Mauro Silva, presidente da Associação Nacional dos Auditores Fiscais da Receita Federal (Unafisco Nacional), admite que a missão vai ser difícil. “No passado, as campanhas dos nazistas também demonizavam os judeus. Não é novidade. A estratégia está sendo copiada”, afirma. O clima de ódio no Brasil não deixa dúvidas de que o país “está sobre um barril de pólvora; a dúvida é quem vai incendiar primeiro”. “Hoje, vivemos um ambiente dominado por forças que tendem para os extremos”, observa. E muita gente ainda não percebeu o equívoco que cometeu, ou não consegue admitir. “Há uma dificuldade real em abrir esses olhos. Quem sabe se, em 18 de março (Dia Nacional de Paralisação), a gente não consiga encher a Esplanada?”, espera o dirigente.

Rudinei Marques, presidente do Fonacate, conta que a intenção é continuar com a estratégia de apresentar estudos técnicos. Um deles já foi divulgado, que tratava das especificidades dos serviços federais. E outro será apresentado na semana que vem, com detalhes sobre estados e municípios. “São dados que vão servir de contraponto ao discurso oficial raivoso, ofensivo e equivocado”, afirmou. Um dos focos é o combate à ideia do governo de cortar 25% da jornada e da remuneração. “Vamos perder um quarto do tempo e da mão de obra. Isso tem que ficar claro, já que não temos os R$ 200 milhões que o Executivo, desde a gestão de Michel Temer, gastou em propaganda”, diz Marques.

Delegados


As declarações do ministro provocaram reação de delegados da Polícia Federal e peritos criminais federais. A Associação Nacional dos Delegados da Polícia Federal reagiu à declaração do ministro, repudiando não apenas o termo, como a estratégia sistemática de apontar os servidores públicos brasileiros como culpados dos problemas nacionais, silenciando sobre as causas verdadeiras, bem como a de difundir notícias inverídicas a respeito. “Qualquer manual básico de gestão consideraria a declaração do ministro assediante e desestimuladora. Trata-se de uma verdadeira tragédia acompanhar reiterados ataques daquele que deveria estimular o bom funcionamento da máquina pública. Paulo Guedes, com suas falas, parece nutrir ódio crescente pelos agentes públicos. E com ódio nada se constrói”, afirmam os delegados.

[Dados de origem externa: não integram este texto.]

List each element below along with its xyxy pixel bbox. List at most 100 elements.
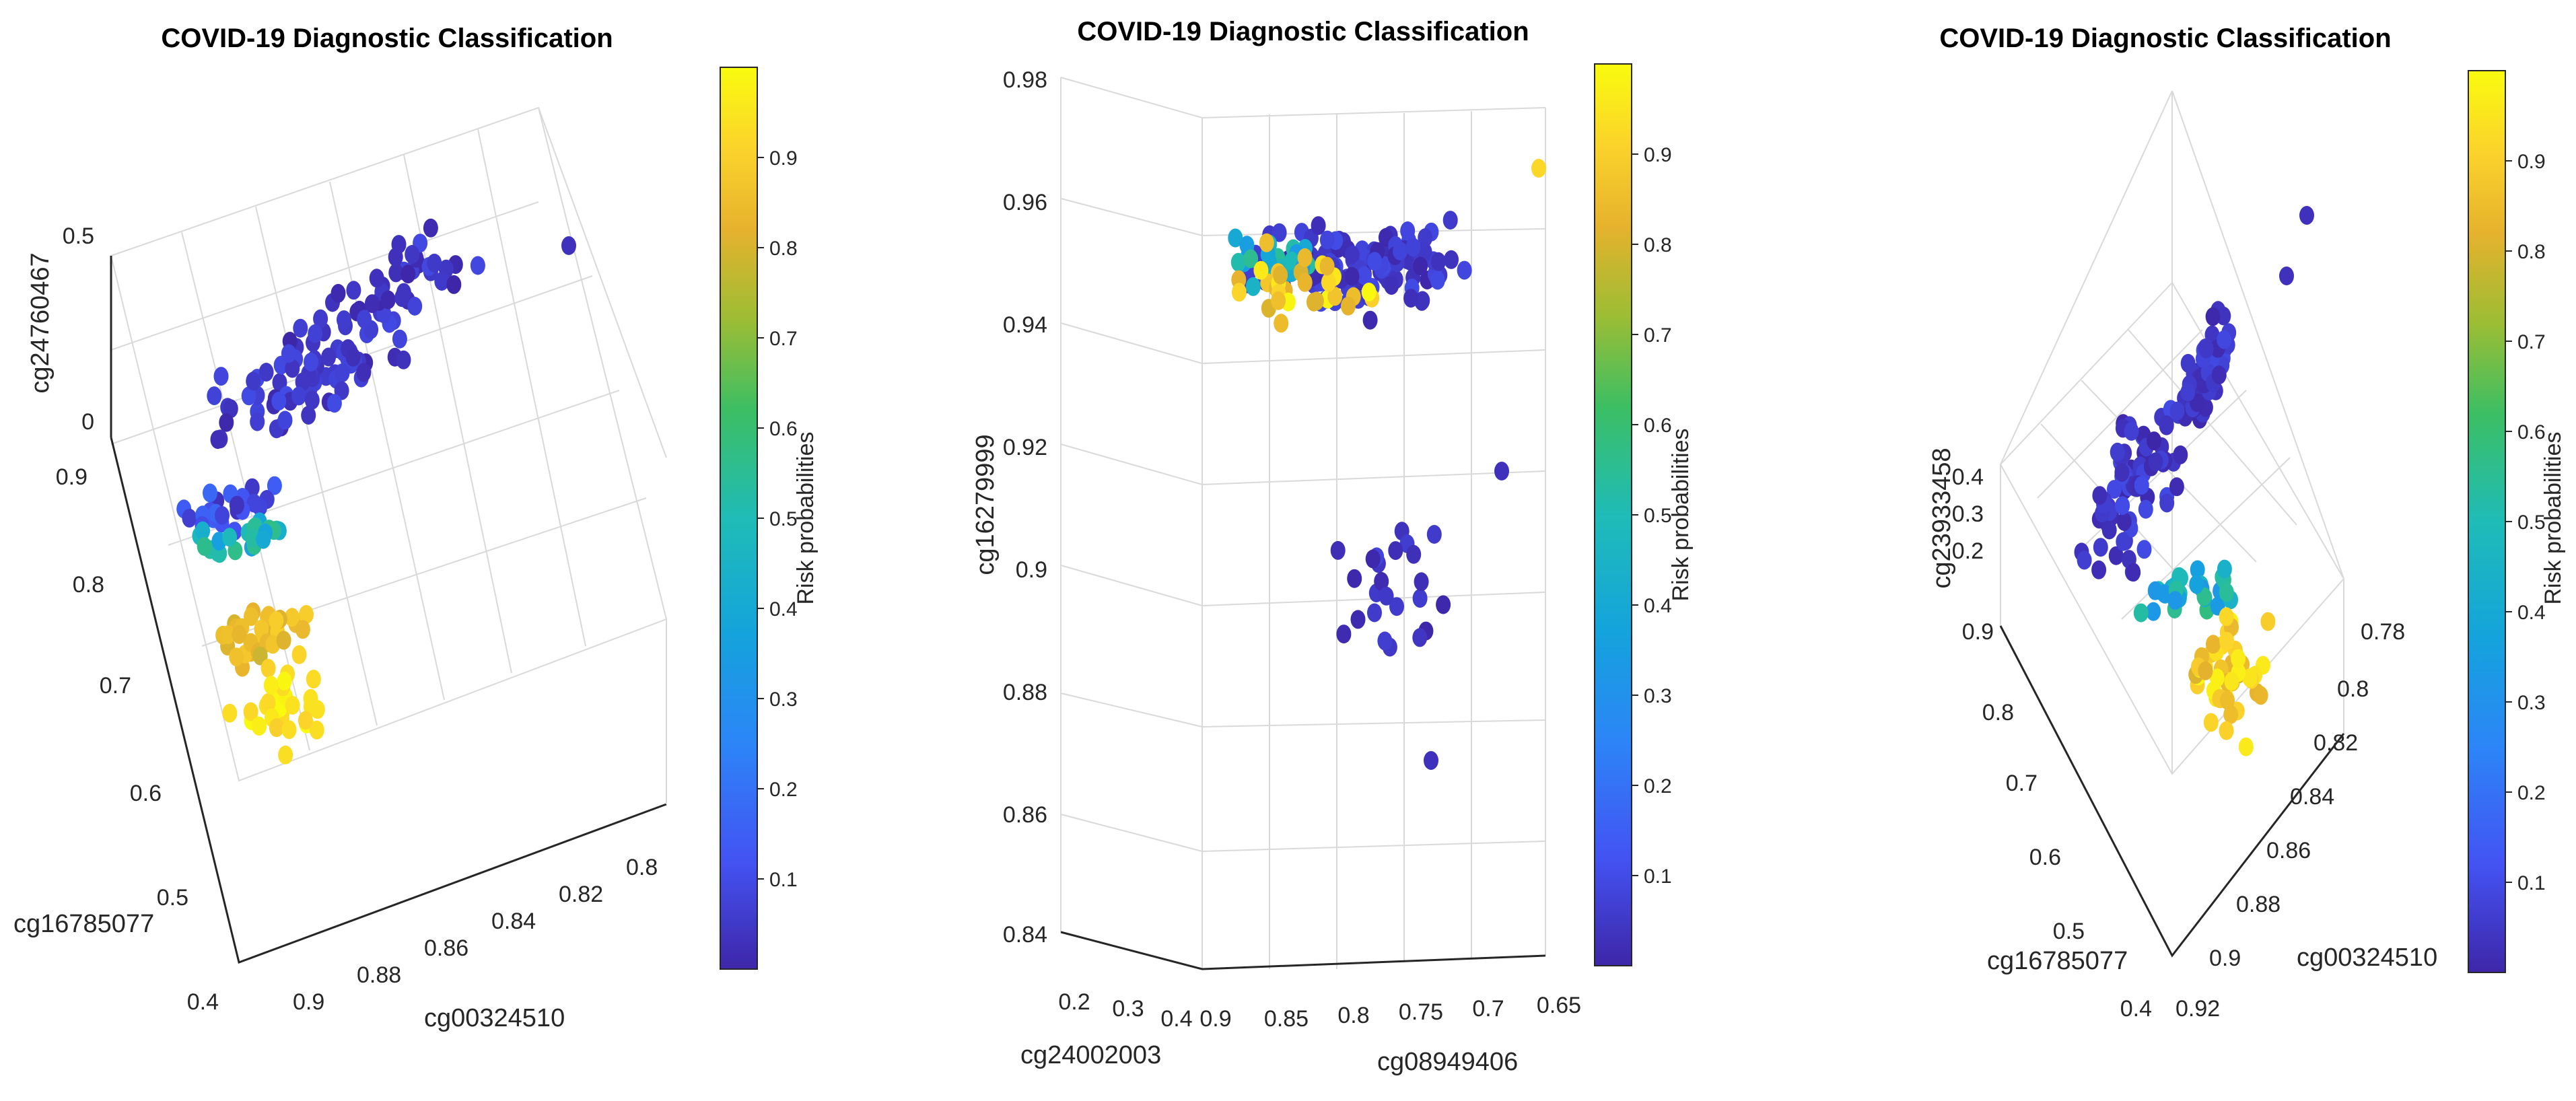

Os delegados da PF rebatem. “Não bastasse a ofensa, o ministro desinforma e confunde a sociedade ao afirmar que servidores públicos têm reajustes salariais automáticos e acima da inflação. A última negociação salarial para a maioria do serviço público federal se deu há mais de quatro anos, e apenas repôs parte da inflação até então. No caso específico da Polícia Federal, há perdas inflacionárias desde o ano de 2016. Cada centavo de correção inflacionária decorre de extenuantes e prolongadas negociações com os governos, da mesma maneira que costuma ocorrer na iniciativa privada entre patrões e empregados”.

“Certamente, os servidores da Polícia Federal, que em pesquisas recentes foi identificada como a instituição de maior confiabilidade no conceito dos brasileiros, assim como os demais honrados agentes públicos, merecem mais respeito e valorização. Não há Estado forte sem instituições fortes. Demonizar o servidor público é destruir as instituições e o próprio país. A quem interessa a desvalorização do serviço público?”, indaga a entidade.

Peritos


“Mesmo com a tentativa de se explicar, oportunidade em que preferiu culpar a imprensa pelo equívoco cometido por ele mesmo, o ministro mostra, por meio de ataques gratuitos, o descompasso entre ele e as obrigações do cargo que ocupa, revelando desconhecimento sobre o serviço público e desprezo pelo servidor público”, diz a nota da Associação dos Peritos Criminais Federais.